Hernandez has already begun to see exactly how the Membership Program can help him turn a cutting-edge idea that impressed judges during Kaplan Institute’s Innovation Day in December 2020, where it was selected as a winner, into a full-fledged business. His mentors include Illinois Tech Senior Instructor of Computer Science Michael Lee; Fady Hawatmeh, the chief executive officer of the artificial-intelligence software startup Clockwork; and Matthew Doubleday, senior vice president and chief marketing officer of Wintrust Financial Corporation.
“The conversations that I’ve had so far have been great,” Hernandez says of his experience working with his mentors. “I’ve gotten a lot of insights from the people I’ve spoken with, and they provided so much feedback for us to go back and tweak our business models to determine whether or not we’re on the right path.”
Mentors meet with the student-led teams for one hour each week. Lee says the idea is, as mentors, not to do any work for the teams, but to apply their backgrounds as entrepreneurs and experts in their particular fields to provide guidance.
“We’re trying to lend some credence to their idea, their direction, and are also serving as a point of contact for other professionals,” says Lee, whose background is in software engineering. “Most of the value I can provide is being around to chat with these students. Even what we’ve accomplished this far, it has been enriching for both sides.”
The experience has already been beneficial for Sutherland, who has had conversations with Kull and Illinois Tech Adjunct Professor of Industrial Technology and Management Blake Davis.
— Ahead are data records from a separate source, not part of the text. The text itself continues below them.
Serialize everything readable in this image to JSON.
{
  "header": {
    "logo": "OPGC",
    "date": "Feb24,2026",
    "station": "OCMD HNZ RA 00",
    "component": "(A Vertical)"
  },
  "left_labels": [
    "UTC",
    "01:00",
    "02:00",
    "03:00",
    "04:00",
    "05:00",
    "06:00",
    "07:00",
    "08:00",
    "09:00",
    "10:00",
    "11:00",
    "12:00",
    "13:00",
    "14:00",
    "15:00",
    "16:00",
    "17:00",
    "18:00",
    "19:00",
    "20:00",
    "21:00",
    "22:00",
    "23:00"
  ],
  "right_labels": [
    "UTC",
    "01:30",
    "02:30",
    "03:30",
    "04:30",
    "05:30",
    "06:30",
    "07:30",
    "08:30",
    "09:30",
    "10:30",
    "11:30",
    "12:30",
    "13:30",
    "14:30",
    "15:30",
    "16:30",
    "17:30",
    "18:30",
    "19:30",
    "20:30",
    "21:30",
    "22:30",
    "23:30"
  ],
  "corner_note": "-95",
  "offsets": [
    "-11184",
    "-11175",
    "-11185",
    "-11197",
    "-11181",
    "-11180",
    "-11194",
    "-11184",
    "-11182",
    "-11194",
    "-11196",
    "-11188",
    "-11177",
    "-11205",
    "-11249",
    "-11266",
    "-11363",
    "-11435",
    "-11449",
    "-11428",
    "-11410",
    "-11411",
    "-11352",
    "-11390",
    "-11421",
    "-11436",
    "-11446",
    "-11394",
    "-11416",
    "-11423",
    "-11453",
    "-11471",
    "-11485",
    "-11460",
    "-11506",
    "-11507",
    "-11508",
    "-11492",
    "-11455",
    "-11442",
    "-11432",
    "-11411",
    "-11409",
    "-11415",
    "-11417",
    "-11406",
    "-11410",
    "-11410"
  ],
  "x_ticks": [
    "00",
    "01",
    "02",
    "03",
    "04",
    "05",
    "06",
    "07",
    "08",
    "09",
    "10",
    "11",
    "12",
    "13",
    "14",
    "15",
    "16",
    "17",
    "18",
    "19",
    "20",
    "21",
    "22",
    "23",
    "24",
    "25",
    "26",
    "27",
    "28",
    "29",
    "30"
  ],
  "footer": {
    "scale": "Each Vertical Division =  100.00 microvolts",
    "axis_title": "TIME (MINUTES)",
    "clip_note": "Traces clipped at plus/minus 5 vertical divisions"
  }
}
Davis led an IPRO team in developing a vertical farm for The Plant, a zero-waste food production and educational facility that featured a garden that used a hydroponic system, which Sutherland’s business, HEIRS farm, plans to use.
By working with their mentors and honing in on the details of starting a business, students who participate in the Membership Program are not just learning how to successfully jump-start an idea—they’re working toward creating a business that lives up to the mission that Illinois Tech was founded on, to “meet the needs of the age.” Both Sutherland, through a micro farm concept that turns vacant lots into farms that produce food for those living there, and Hernandez, whose platform can help small independent businesses have access to money management software they otherwise would not have, aim to start businesses that could have a significant impact in communities that need it most.
It’s why Sutherland says that the Membership Program, as well as the Kaplan Institute’s role as an entity that is “hands on and very eager and ready to answer” questions, has given her the hope that her aspirations are within reach.
“We’re hoping to be in a really good space to either buy or lease land so that we can get our first site up and running by the end of 2021,” says Sutherland, who had been working on the idea with her husband, Gyasi Sutherland, before applying for the Membership Program. “The program would help us get the remaining of our business concepts together, like making sure that it actually makes sense and that things are marketable. We just need to see how it can make money and how to form our entities…so that we’re ready to start the project full on.”